Mario Kempenich: A gente tem percebido que as empresas estão
terceirizando muito as funções de pensamento.
Nas empresas têm muito pouca gente pensando. Tem gente
produzindo, quem produz para o empresário é bem
vindo; quem pensa, ele terceiriza, contrata um consultor. Isto
está levando a uma substituição grande
do pensamento, do pensamento geral, estratégico, tático,
etc. A idéia da learning organization, para resolver
este problema, é que toda a empresa pense o negócio.
Roberto Marx: Um dos aspectos chave da organização
que aprende é não só usar a informação,
mas sobretudo criar conhecimento novo. E para isto precisa dos
times, dos grupos e de uma estrutura que facilite a produção
de conhecimento novo em todos os níveis de organização.

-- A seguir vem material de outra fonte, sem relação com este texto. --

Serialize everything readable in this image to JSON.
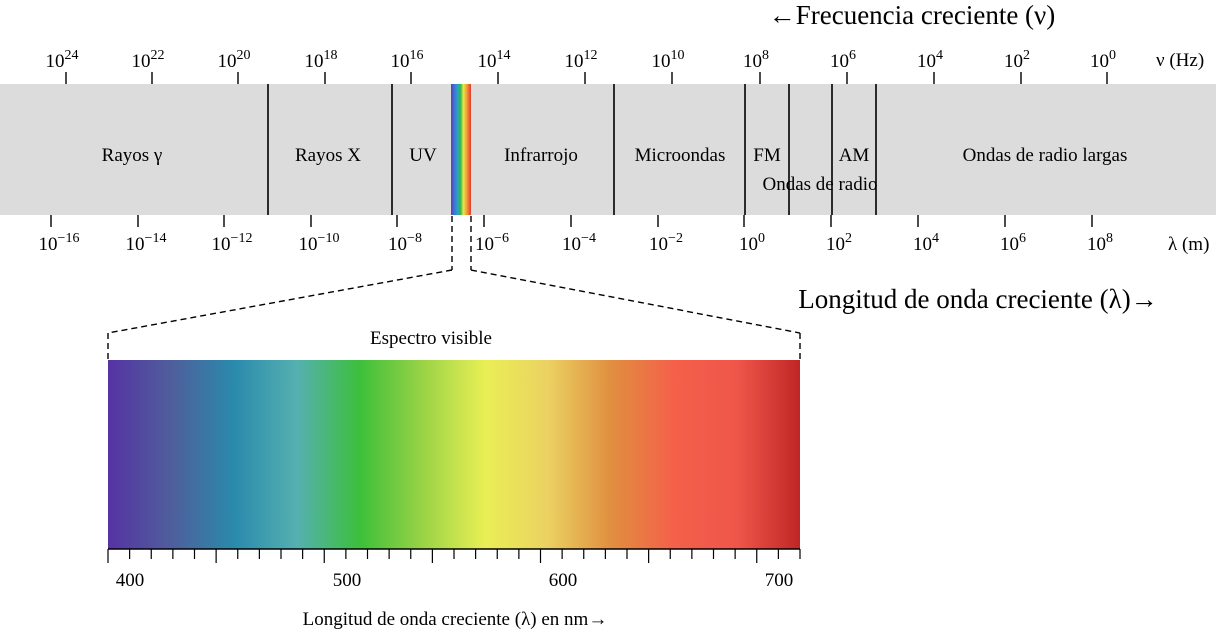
{
  "titles": {
    "frequency_heading": "←Frecuencia creciente (ν)",
    "wavelength_heading": "Longitud de onda creciente (λ)→",
    "frequency_unit": "ν (Hz)",
    "wavelength_unit": "λ (m)",
    "visible_title": "Espectro visible",
    "visible_axis_label": "Longitud de onda creciente (λ) en nm→"
  },
  "frequency_ticks": [
    {
      "base": "10",
      "exp": "24"
    },
    {
      "base": "10",
      "exp": "22"
    },
    {
      "base": "10",
      "exp": "20"
    },
    {
      "base": "10",
      "exp": "18"
    },
    {
      "base": "10",
      "exp": "16"
    },
    {
      "base": "10",
      "exp": "14"
    },
    {
      "base": "10",
      "exp": "12"
    },
    {
      "base": "10",
      "exp": "10"
    },
    {
      "base": "10",
      "exp": "8"
    },
    {
      "base": "10",
      "exp": "6"
    },
    {
      "base": "10",
      "exp": "4"
    },
    {
      "base": "10",
      "exp": "2"
    },
    {
      "base": "10",
      "exp": "0"
    }
  ],
  "wavelength_ticks": [
    {
      "base": "10",
      "exp": "−16"
    },
    {
      "base": "10",
      "exp": "−14"
    },
    {
      "base": "10",
      "exp": "−12"
    },
    {
      "base": "10",
      "exp": "−10"
    },
    {
      "base": "10",
      "exp": "−8"
    },
    {
      "base": "10",
      "exp": "−6"
    },
    {
      "base": "10",
      "exp": "−4"
    },
    {
      "base": "10",
      "exp": "−2"
    },
    {
      "base": "10",
      "exp": "0"
    },
    {
      "base": "10",
      "exp": "2"
    },
    {
      "base": "10",
      "exp": "4"
    },
    {
      "base": "10",
      "exp": "6"
    },
    {
      "base": "10",
      "exp": "8"
    }
  ],
  "bands": [
    {
      "label": "Rayos γ"
    },
    {
      "label": "Rayos X"
    },
    {
      "label": "UV"
    },
    {
      "label": "Infrarrojo"
    },
    {
      "label": "Microondas"
    },
    {
      "label": "FM"
    },
    {
      "label": "AM"
    },
    {
      "label": "Ondas de radio largas"
    }
  ],
  "radio_label": "Ondas de radio",
  "visible_ticks": [
    {
      "label": "400"
    },
    {
      "label": "500"
    },
    {
      "label": "600"
    },
    {
      "label": "700"
    }
  ],
  "colors": {
    "band_background": "#dcdcdc",
    "visible_gradient": [
      "#5533a3",
      "#4f5e9c",
      "#2a8aac",
      "#55b0b0",
      "#3dbf3b",
      "#9ad346",
      "#e9ef55",
      "#ebd162",
      "#e08f40",
      "#f4604a",
      "#ef5649",
      "#c02626"
    ]
  }
}
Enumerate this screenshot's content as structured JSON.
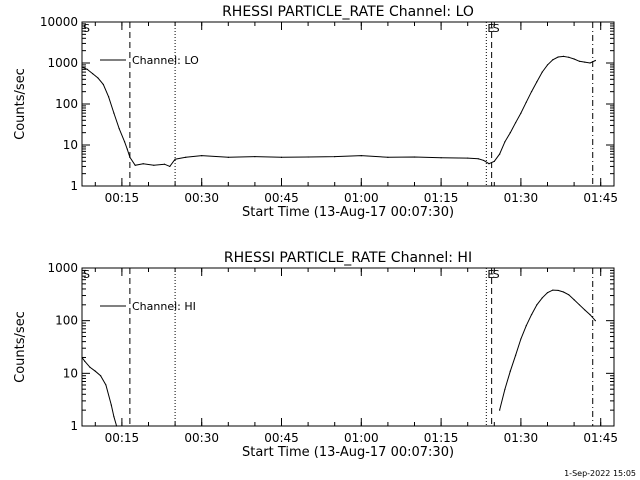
{
  "chart_data": [
    {
      "type": "line",
      "title": "RHESSI PARTICLE_RATE Channel: LO",
      "xlabel": "Start Time (13-Aug-17 00:07:30)",
      "ylabel": "Counts/sec",
      "y_scale": "log",
      "ylim": [
        1,
        10000
      ],
      "xlim_minutes_after_start": [
        0,
        100
      ],
      "x_ticks": [
        "00:15",
        "00:30",
        "00:45",
        "01:00",
        "01:15",
        "01:30",
        "01:45"
      ],
      "y_ticks": [
        "1",
        "10",
        "100",
        "1000",
        "10000"
      ],
      "legend": "top-left",
      "series": [
        {
          "name": "Channel: LO",
          "x": [
            "00:07:30",
            "00:08:30",
            "00:09:30",
            "00:10:30",
            "00:11:30",
            "00:12:30",
            "00:13:30",
            "00:14:30",
            "00:15:30",
            "00:16:00",
            "00:16:30",
            "00:17:30",
            "00:19:00",
            "00:21:00",
            "00:23:00",
            "00:24:00",
            "00:25:00",
            "00:27:00",
            "00:30:00",
            "00:35:00",
            "00:40:00",
            "00:45:00",
            "00:50:00",
            "00:55:00",
            "01:00:00",
            "01:05:00",
            "01:10:00",
            "01:15:00",
            "01:20:00",
            "01:22:00",
            "01:23:00",
            "01:24:00",
            "01:25:00",
            "01:26:00",
            "01:27:00",
            "01:28:00",
            "01:29:00",
            "01:30:00",
            "01:31:00",
            "01:32:00",
            "01:33:00",
            "01:34:00",
            "01:35:00",
            "01:36:00",
            "01:37:00",
            "01:38:00",
            "01:39:00",
            "01:40:00",
            "01:41:00",
            "01:42:00",
            "01:43:00",
            "01:44:00"
          ],
          "values": [
            800,
            700,
            550,
            430,
            300,
            150,
            60,
            25,
            12,
            8,
            5,
            3.2,
            3.5,
            3.2,
            3.4,
            3.0,
            4.5,
            5.0,
            5.5,
            5.0,
            5.2,
            5.0,
            5.1,
            5.2,
            5.5,
            5.0,
            5.1,
            4.9,
            4.8,
            4.6,
            4.2,
            3.5,
            4.0,
            6.0,
            12,
            20,
            35,
            60,
            110,
            200,
            350,
            600,
            900,
            1200,
            1400,
            1450,
            1380,
            1250,
            1100,
            1050,
            1000,
            1150
          ]
        }
      ],
      "markers": [
        {
          "label": "S",
          "time": "00:07:30",
          "style": "dashed"
        },
        {
          "label": "",
          "time": "00:16:30",
          "style": "dashed"
        },
        {
          "label": "",
          "time": "00:25:00",
          "style": "dotted"
        },
        {
          "label": "E",
          "time": "01:23:30",
          "style": "dotted"
        },
        {
          "label": "S",
          "time": "01:24:30",
          "style": "dashed"
        },
        {
          "label": "",
          "time": "01:43:30",
          "style": "dash-dot"
        }
      ]
    },
    {
      "type": "line",
      "title": "RHESSI PARTICLE_RATE Channel: HI",
      "xlabel": "Start Time (13-Aug-17 00:07:30)",
      "ylabel": "Counts/sec",
      "y_scale": "log",
      "ylim": [
        1,
        1000
      ],
      "xlim_minutes_after_start": [
        0,
        100
      ],
      "x_ticks": [
        "00:15",
        "00:30",
        "00:45",
        "01:00",
        "01:15",
        "01:30",
        "01:45"
      ],
      "y_ticks": [
        "1",
        "10",
        "100",
        "1000"
      ],
      "legend": "top-left",
      "series": [
        {
          "name": "Channel: HI",
          "x": [
            "00:07:30",
            "00:08:00",
            "00:09:00",
            "00:10:00",
            "00:11:00",
            "00:12:00",
            "00:13:00",
            "00:13:30",
            "00:14:00",
            "01:26:00",
            "01:27:00",
            "01:28:00",
            "01:29:00",
            "01:30:00",
            "01:31:00",
            "01:32:00",
            "01:33:00",
            "01:34:00",
            "01:35:00",
            "01:36:00",
            "01:37:00",
            "01:38:00",
            "01:39:00",
            "01:40:00",
            "01:41:00",
            "01:42:00",
            "01:43:00",
            "01:44:00"
          ],
          "values": [
            20,
            17,
            13,
            11,
            9,
            6,
            2.5,
            1.5,
            1.0,
            2,
            5,
            11,
            22,
            45,
            80,
            130,
            200,
            270,
            340,
            380,
            375,
            350,
            310,
            250,
            200,
            160,
            130,
            100
          ]
        }
      ],
      "markers": [
        {
          "label": "S",
          "time": "00:07:30",
          "style": "dashed"
        },
        {
          "label": "",
          "time": "00:16:30",
          "style": "dashed"
        },
        {
          "label": "",
          "time": "00:25:00",
          "style": "dotted"
        },
        {
          "label": "E",
          "time": "01:23:30",
          "style": "dotted"
        },
        {
          "label": "S",
          "time": "01:24:30",
          "style": "dashed"
        },
        {
          "label": "",
          "time": "01:43:30",
          "style": "dash-dot"
        }
      ]
    }
  ],
  "footer": {
    "timestamp": "1-Sep-2022 15:05"
  }
}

Nem todos os tipos de grupos funcionam. Existem muitos termos
para designar os tipos de grupos, mas nem sempre eles dizem
a mesma coisa. Do ponto de vista da organização
que aprende, o time de trabalho deve ter autonomia e espaço
proporcionado pela organização para que possa
produzir novos conhecimentos.
E há retorno para a empresa?
Roberto Marx: Há retorno para as organizações
que apostam neste jogo a ser jogado. É claro que sempre
há algum investimento: tempo, algum treinamento eventual
e outros itens demandados. Do ponto de vista de retorno, o mais
significativo é ver se a empresa continua bem no mercado
e se aumenta o nível de satisfação dos
colaboradores, etc. A organização que aprende
dá cada vez mais valor à geração
de conhecimento interna. Criar uma ambiente de trabalho em que
possibilte que uma instância de treinamento seja o próprio
local de trabalho. Além do conjunto de treinamentos formais,
as empresas que aprendem consideram cada vez mais o próprio
local para que ocorra discussão em grupo dos problemas
anormais: erros, falhas, problemas de qualidade. Não
no sentido de apontar culpados, mas falhas da organizacão
como um todo. Este tipo de treinamento ainda é muito
pouco usado pelas empresas mas pode configurar-se numa forma
de treinamento muito útil e relevante.